Outsmarting advanced prostate cancer
International research involving the University of Adelaide has helped explain how tumour cells become resistant to common therapies used in the treatment of prostate cancer.
The findings, published in the prestigious journal Nucleic Acids Research, may lead to better patient management and new drugs for men with advanced prostate cancer.
Speaking in the lead up to Men's Health Week (15-21 June), University of Adelaide prostate cancer researcher Professor Wayne Tilley says until now, it was unclear how prostate cancer cells evade common hormone therapy treatments.
"In this study with the Masonic Cancer Centre at the University of Minnesota, we have shown that a variant of a protein present in most tumours is an important driver of resistance to hormone therapy in advanced prostate cancer," says Professor Tilley, Director of the University's Dame Roma Mitchell Cancer Research Laboratories (DRMCRL).
"This research provides important insight into how prostate cancers advance to a lethal phase.
"And we've shown that a new class of drug in clinical development for blood cancers, but not previously tested in prostate cancer, could effectively inhibit the variant protein that drives drug resistance and lethal disease.
"While we are a long way from a cure for advanced cases, this research opens the door to the development of new treatments that will be able to prolong a patient's life," he says.

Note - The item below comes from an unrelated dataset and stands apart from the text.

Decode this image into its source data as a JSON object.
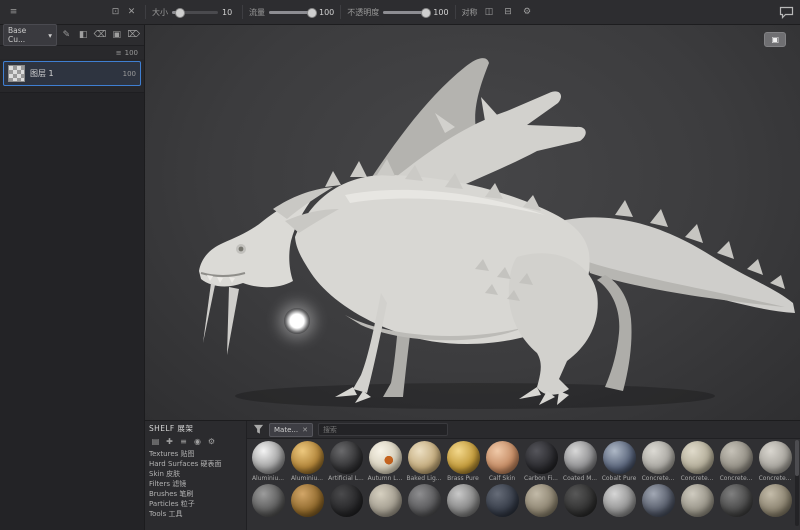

Dr Luke Selth says cancer cells are resilient and highly adaptive, and this research is aimed at addressing how to outsmart them.
"Prostate cancer is one of the most commonly diagnosed cancers in men and kills more than 3,000 Australians each year," says Dr Selth, from the DRMCRL and Freemasons Foundation Centre for Men's Health.
"Many men can be cured of their prostate cancer if it is diagnosed early, through surgery and radiation therapy. However, for some men, their cancer will progress to a stage that is invariably lethal; our research is especially targeted at this group of men.
"The next stage will see us further testing and developing newer generation drugs," he says.